Here's a photograph that was emailed to me last week by someone whom I've never met.
The picture (click to enlarge) was taken right here, on 16 August 1929 and - you will be able to tell - it is a wedding day.
Those of my readers with good facial recognition skills will have seen the resemblance already and guessed the truth: this is a family picture. The bride's father - seated on the left with the shiny shoes - is my grandfather's uncle.

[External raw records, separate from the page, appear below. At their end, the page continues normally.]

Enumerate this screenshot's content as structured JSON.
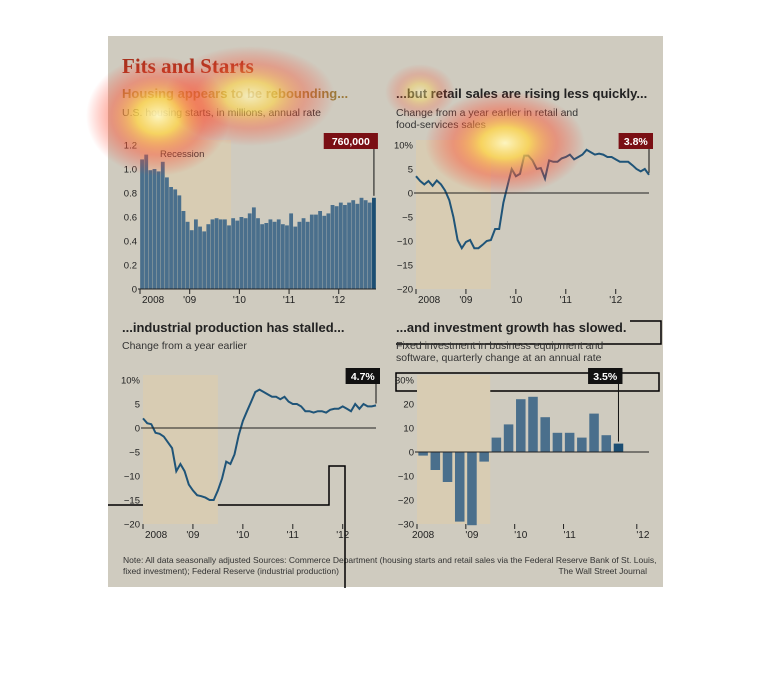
{
  "title": "Fits and Starts",
  "colors": {
    "panel_bg": "#cfcbbf",
    "recession_band": "#d8ccb3",
    "bar_blue": "#4a6f8c",
    "bar_highlight": "#1b4d72",
    "line_blue": "#1f5478",
    "title_red": "#a8321e",
    "callout_red": "#7a0f14",
    "callout_black": "#111111",
    "text": "#333333"
  },
  "chart_data": [
    {
      "id": "housing",
      "type": "bar",
      "title": "Housing appears to be rebounding...",
      "subtitle": "U.S. housing starts, in millions, annual rate",
      "shaded_label": "Recession",
      "callout": "760,000",
      "callout_color": "red",
      "shaded_range": [
        0,
        22
      ],
      "ylim": [
        0,
        1.2
      ],
      "yticks": [
        0,
        0.2,
        0.4,
        0.6,
        0.8,
        1.0,
        1.2
      ],
      "ytick_labels": [
        "0",
        "0.2",
        "0.4",
        "0.6",
        "0.8",
        "1.0",
        "1.2"
      ],
      "xlim": [
        0,
        57
      ],
      "xticks": [
        {
          "pos": 0,
          "label": "2008"
        },
        {
          "pos": 12,
          "label": "'09"
        },
        {
          "pos": 24,
          "label": "'10"
        },
        {
          "pos": 36,
          "label": "'11"
        },
        {
          "pos": 48,
          "label": "'12"
        }
      ],
      "values": [
        1.08,
        1.12,
        0.99,
        1.0,
        0.98,
        1.06,
        0.93,
        0.85,
        0.83,
        0.78,
        0.65,
        0.56,
        0.49,
        0.58,
        0.52,
        0.48,
        0.54,
        0.58,
        0.59,
        0.58,
        0.58,
        0.53,
        0.59,
        0.57,
        0.6,
        0.59,
        0.63,
        0.68,
        0.59,
        0.54,
        0.55,
        0.58,
        0.56,
        0.58,
        0.54,
        0.53,
        0.63,
        0.52,
        0.56,
        0.59,
        0.56,
        0.62,
        0.62,
        0.65,
        0.61,
        0.63,
        0.7,
        0.69,
        0.72,
        0.7,
        0.72,
        0.74,
        0.71,
        0.76,
        0.74,
        0.72,
        0.76
      ],
      "highlight_last": true
    },
    {
      "id": "retail",
      "type": "line",
      "title": "...but retail sales are rising less quickly...",
      "subtitle": "Change from a year earlier in retail and food-services sales",
      "callout": "3.8%",
      "callout_color": "red",
      "shaded_range": [
        0,
        18
      ],
      "ylim": [
        -20,
        10
      ],
      "yticks": [
        -20,
        -15,
        -10,
        -5,
        0,
        5,
        10
      ],
      "ytick_labels": [
        "−20",
        "−15",
        "−10",
        "−5",
        "0",
        "5",
        "10%"
      ],
      "xlim": [
        0,
        56
      ],
      "xticks": [
        {
          "pos": 0,
          "label": "2008"
        },
        {
          "pos": 12,
          "label": "'09"
        },
        {
          "pos": 24,
          "label": "'10"
        },
        {
          "pos": 36,
          "label": "'11"
        },
        {
          "pos": 48,
          "label": "'12"
        }
      ],
      "values": [
        3.5,
        2.5,
        1.8,
        2.5,
        1.5,
        2.6,
        1.8,
        0.5,
        -1.5,
        -5.0,
        -9.8,
        -11.5,
        -10.2,
        -9.8,
        -11.5,
        -11.5,
        -10.8,
        -10.0,
        -9.8,
        -7.5,
        -7.5,
        -2.0,
        1.5,
        5.0,
        3.5,
        4.0,
        7.8,
        7.8,
        6.8,
        5.0,
        5.2,
        3.0,
        6.8,
        6.5,
        6.5,
        7.2,
        7.5,
        8.0,
        7.0,
        7.5,
        8.0,
        9.0,
        8.5,
        8.0,
        8.2,
        8.0,
        7.5,
        7.5,
        7.0,
        6.5,
        6.5,
        6.5,
        5.8,
        5.0,
        4.5,
        5.0,
        3.8
      ]
    },
    {
      "id": "industrial",
      "type": "line",
      "title": "...industrial production has stalled...",
      "subtitle": "Change from a year earlier",
      "callout": "4.7%",
      "callout_color": "black",
      "shaded_range": [
        0,
        18
      ],
      "ylim": [
        -20,
        10
      ],
      "yticks": [
        -20,
        -15,
        -10,
        -5,
        0,
        5,
        10
      ],
      "ytick_labels": [
        "−20",
        "−15",
        "−10",
        "−5",
        "0",
        "5",
        "10%"
      ],
      "xlim": [
        0,
        56
      ],
      "xticks": [
        {
          "pos": 0,
          "label": "2008"
        },
        {
          "pos": 12,
          "label": "'09"
        },
        {
          "pos": 24,
          "label": "'10"
        },
        {
          "pos": 36,
          "label": "'11"
        },
        {
          "pos": 48,
          "label": "'12"
        }
      ],
      "values": [
        2.0,
        1.0,
        0.8,
        -1.0,
        -1.2,
        -1.8,
        -3.0,
        -4.2,
        -9.0,
        -7.5,
        -9.0,
        -11.8,
        -13.0,
        -14.0,
        -14.2,
        -14.5,
        -15.0,
        -15.0,
        -13.0,
        -10.5,
        -7.0,
        -7.5,
        -5.5,
        -1.5,
        1.5,
        3.5,
        5.5,
        7.5,
        8.0,
        7.5,
        7.0,
        6.5,
        6.5,
        6.0,
        6.5,
        5.5,
        5.0,
        5.0,
        4.5,
        3.5,
        3.5,
        3.2,
        3.5,
        3.5,
        3.2,
        3.8,
        4.0,
        4.0,
        4.5,
        4.0,
        3.5,
        5.0,
        4.0,
        5.0,
        4.5,
        4.5,
        4.7
      ]
    },
    {
      "id": "investment",
      "type": "bar",
      "title": "...and investment growth has slowed.",
      "subtitle": "Fixed investment in business equipment and software, quarterly change at an annual rate",
      "callout": "3.5%",
      "callout_color": "black",
      "shaded_range": [
        0,
        6
      ],
      "ylim": [
        -30,
        30
      ],
      "yticks": [
        -30,
        -20,
        -10,
        0,
        10,
        20,
        30
      ],
      "ytick_labels": [
        "−30",
        "−20",
        "−10",
        "0",
        "10",
        "20",
        "30%"
      ],
      "xlim": [
        0,
        19
      ],
      "xticks": [
        {
          "pos": 0.5,
          "label": "2008"
        },
        {
          "pos": 4.5,
          "label": "'09"
        },
        {
          "pos": 8.5,
          "label": "'10"
        },
        {
          "pos": 12.5,
          "label": "'11"
        },
        {
          "pos": 18.5,
          "label": "'12"
        }
      ],
      "values": [
        -1.5,
        -7.5,
        -12.5,
        -29.0,
        -30.5,
        -4.0,
        6.0,
        11.5,
        22.0,
        23.0,
        14.5,
        8.0,
        8.0,
        6.0,
        16.0,
        7.0,
        3.5
      ],
      "highlight_last": true
    }
  ],
  "footer": {
    "note": "Note: All data seasonally adjusted",
    "sources": "Sources: Commerce Department (housing starts and retail sales via the Federal Reserve Bank of St. Louis, fixed investment); Federal Reserve (industrial production)",
    "credit": "The Wall Street Journal"
  }
}
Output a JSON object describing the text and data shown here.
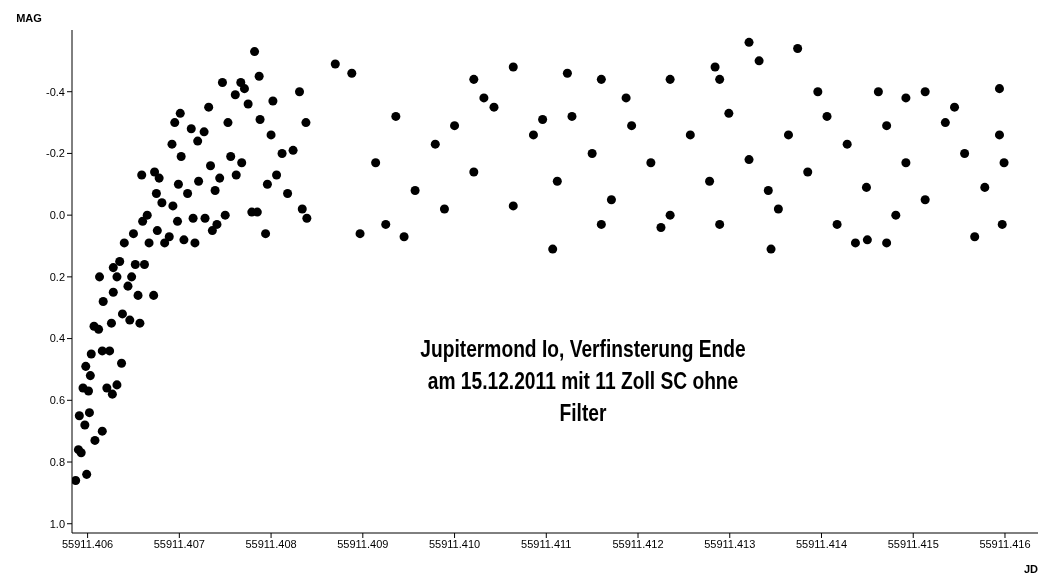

In 1929 my grandfather would have been 32 (I think). I wonder if he was at the wedding; perhaps he was even present in that suburban back garden, that hot afternoon, when the picture was taken, standing safely behind the camera, a wide and shallow glass of champagne in hand, idly peering across at the houses opposite.
I like to think he was.
Perhaps the photographer called "Family of the bride" and maybe in an attic somewhere in London there's a picture of him that we have never seen. If so, I don't think I'll ever find it: this photograph came to me from the groom's side
I wonder if my great, great uncle Albert liked this photo when he saw it. I fancy he did, for he's undoubtedly the centre of attention, never knowing success so huge. But daughter Lillian, I feel sure, did not: when the proof was returned from the photographers she must have marvelled how it could be - on her own wedding day - that she had contrived to remain in the background.
Those two little boys might be still alive; I wonder whether they would recognise this picture, I wonder whether they would remember the day.
I wonder whether they would remember my Grandfather.